Q: What does his loss mean to the linebacker group and the whole defense?
BB: Jerod, I think I’ve been on record many times talking about Jerod. He does a lot for us on the field, off the field. But we’re just going to have to move on.
Q: How will your other linebackers be inserted?
BB: That’s why we have them. That’s why we have a full team. if we ever happen to lose somebody, somebody else has to step in and play. That’s why we have a full team.
Q: Does it compare to Vince Wilfork in that there’s no other like that’s like him?
BB: I don’t know.
Q: What do you look for in a player that would have the communication device in their helmet?
BB: They have to be able to communicate from the sideline to the rest of the players on the field.
Q: Is it imperative for that player to always be on the field? Can you split that up if it’s a guy that comes off in certain situations?
BB: Sure, you could do that. If he comes off, then you’d have to signal or communicate it some other way. You wouldn’t be able to use the helmet communication. Yeah, sure. That happens anyway. There are always periods in the game from time to time, or in some games where the communication system doesn’t work from the coach to the quarterback or the coach to the signal caller, whatever it is, then you have to have an alternative way to communicate that.
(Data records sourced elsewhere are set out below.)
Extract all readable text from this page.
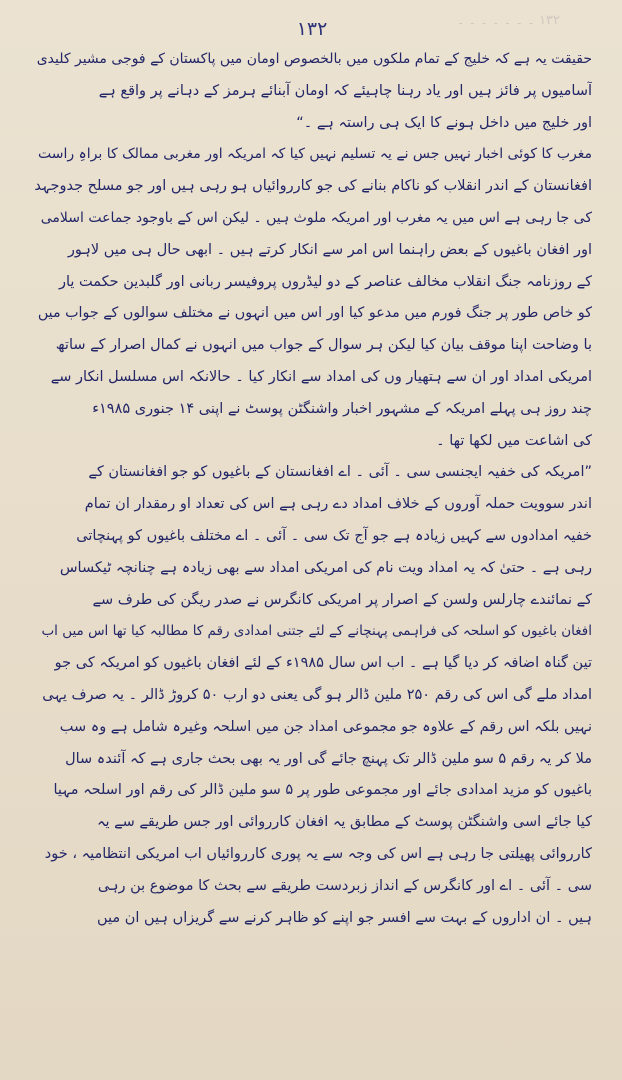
۱۳۲ ۔ ۔ ۔ ۔ ۔ ۔ ۔
۱۳۲
حقیقت یہ ہے کہ خلیج کے تمام ملکوں میں بالخصوص اومان میں پاکستان کے فوجی مشیر کلیدی
آسامیوں پر فائز ہیں اور یاد رہنا چاہیئے کہ اومان آبنائے ہرمز کے دہانے پر واقع ہے
اور خلیج میں داخل ہونے کا ایک ہی راستہ ہے ۔“
مغرب کا کوئی اخبار نہیں جس نے یہ تسلیم نہیں کیا کہ امریکہ اور مغربی ممالک کا براہِ راست
افغانستان کے اندر انقلاب کو ناکام بنانے کی جو کارروائیاں ہو رہی ہیں اور جو مسلح جدوجہد
کی جا رہی ہے اس میں یہ مغرب اور امریکہ ملوث ہیں ۔ لیکن اس کے باوجود جماعت اسلامی
اور افغان باغیوں کے بعض راہنما اس امر سے انکار کرتے ہیں ۔ ابھی حال ہی میں لاہور
کے روزنامہ جنگ انقلاب مخالف عناصر کے دو لیڈروں پروفیسر ربانی اور گلبدین حکمت یار
کو خاص طور پر جنگ فورم میں مدعو کیا اور اس میں انہوں نے مختلف سوالوں کے جواب میں
با وضاحت اپنا موقف بیان کیا لیکن ہر سوال کے جواب میں انہوں نے کمال اصرار کے ساتھ
امریکی امداد اور ان سے ہتھیار وں کی امداد سے انکار کیا ۔ حالانکہ اس مسلسل انکار سے
چند روز ہی پہلے امریکہ کے مشہور اخبار واشنگٹن پوسٹ نے اپنی ۱۴ جنوری ۱۹۸۵ء
کی اشاعت میں لکھا تھا ۔
”امریکہ کی خفیہ ایجنسی سی ۔ آئی ۔ اے افغانستان کے باغیوں کو جو افغانستان کے
اندر سوویت حملہ آوروں کے خلاف امداد دے رہی ہے اس کی تعداد او رمقدار ان تمام
خفیہ امدادوں سے کہیں زیادہ ہے جو آج تک سی ۔ آئی ۔ اے مختلف باغیوں کو پہنچاتی
رہی ہے ۔ حتیٰ کہ یہ امداد ویت نام کی امریکی امداد سے بھی زیادہ ہے چنانچہ ٹیکساس
کے نمائندے چارلس ولسن کے اصرار پر امریکی کانگرس نے صدر ریگن کی طرف سے
افغان باغیوں کو اسلحہ کی فراہمی پہنچانے کے لئے جتنی امدادی رقم کا مطالبہ کیا تھا اس میں اب
تین گناہ اضافہ کر دیا گیا ہے ۔ اب اس سال ۱۹۸۵ء کے لئے افغان باغیوں کو امریکہ کی جو
امداد ملے گی اس کی رقم ۲۵۰ ملین ڈالر ہو گی یعنی دو ارب ۵۰ کروڑ ڈالر ۔ یہ صرف یہی
نہیں بلکہ اس رقم کے علاوہ جو مجموعی امداد جن میں اسلحہ وغیرہ شامل ہے وہ سب
ملا کر یہ رقم ۵ سو ملین ڈالر تک پہنچ جائے گی اور یہ بھی بحث جاری ہے کہ آئندہ سال
باغیوں کو مزید امدادی جائے اور مجموعی طور پر ۵ سو ملین ڈالر کی رقم اور اسلحہ مہیا
کیا جائے اسی واشنگٹن پوسٹ کے مطابق یہ افغان کارروائی اور جس طریقے سے یہ
کارروائی پھیلتی جا رہی ہے اس کی وجہ سے یہ پوری کارروائیاں اب امریکی انتظامیہ ، خود
سی ۔ آئی ۔ اے اور کانگرس کے انداز زبردست طریقے سے بحث کا موضوع بن رہی
ہیں ۔ ان اداروں کے بہت سے افسر جو اپنے کو ظاہر کرنے سے گریزاں ہیں ان میں
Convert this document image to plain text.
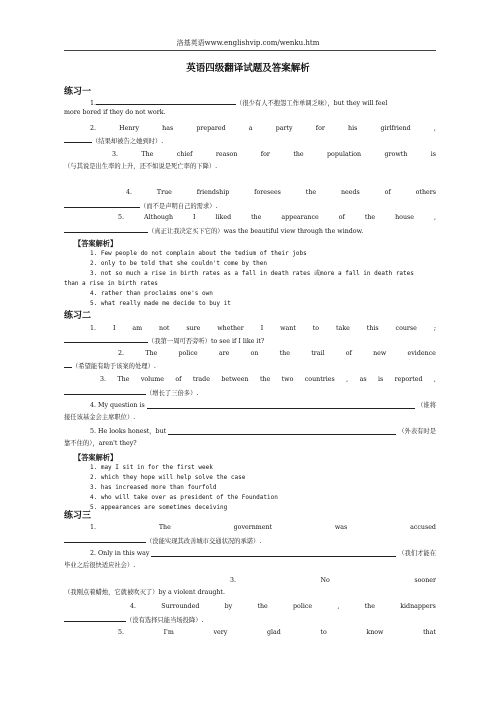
洛基英语www.englishvip.com/wenku.htm
英语四级翻译试题及答案解析
练习一
1.	（很少有人不抱怨工作单调乏味），but they will feel
more bored if they do not work.
2.	Henry	has	prepared	a	party	for	his	girlfriend	,
（结果却被告之她到时）.
3.	The	chief	reason	for	the	population	growth	is
（与其说是出生率的上升，还不如说是死亡率的下降）.
4.	True	friendship	foresees	the	needs	of	others
（而不是声明自己的需求）.
5.	Although	I	liked	the	appearance	of	the	house	,
（真正让我决定买下它的）was the beautiful view through the window.
【答案解析】
1. Few people do not complain about the tedium of their jobs
2. only to be told that she couldn't come by then
3. not so much a rise in birth rates as a fall in death rates 或more a fall in death rates
than a rise in birth rates
4. rather than proclaims one's own
5. what really made me decide to buy it
练习二
1.	I	am	not	sure	whether	I	want	to	take	this	course	;
（我第一周可否旁听）to see if I like it?
2.	The	police	are	on	the	trail	of	new	evidence
（希望能有助于该案的处理）.
3. The volume of trade between the two countries , as is reported ,
（增长了三倍多）.
4. My question is	（谁将
接任该基金会主席职位）.
5. He looks honest，but	（外表有时是
靠不住的），aren't they?
【答案解析】
1. may I sit in for the first week
2. which they hope will help solve the case
3. has increased more than fourfold
4. who will take over as president of the Foundation
5. appearances are sometimes deceiving
练习三
1.	The	government	was	accused
（没能实现其改善城市交通状况的承诺）.
2. Only in this way	（我们才能在
毕业之后很快适应社会）.
3.	No	sooner
（我刚点着蜡烛，它就被吹灭了）by a violent draught.
4.	Surrounded	by	the	police	,	the	kidnappers
（没有选择只能当场投降）.
5.	I'm	very	glad	to	know	that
We’d have to do that even if the player out there had the green dot. There’s just times when it doesn’t work.
Q: Is there a reason it’s usually a linebacker?
BB: Could be anybody.
Q: Is there a benefit to it being a linebacker? They communicate with all levels.
Q: What about a defensive back?
BB: One guy has to get it to the other 10, however you slice it up. Whatever you feel is the most efficient way to do that for your defensive system and the players that are involved then you pick out your best option.
The media didn’t even ask about Aqib Talib, who left Sunday’s game with a hip injury and was not at practice on Wednesday. As tough as it will be to replace, Mayo, losing Talib could be an even bigger blow for a New England defense that had made drastic improvements this season. Talib led the team and was tied for the league lead with four interceptions, was tied for fifth in passes defended and he had been more than good enough to match up against some of the league’s best cathcers in recent weeks – Julio Jones, A.J. Green and Jimmy Graham.
Talib’s status is still uncertain, but the bad news is he’s had a history of hip trouble.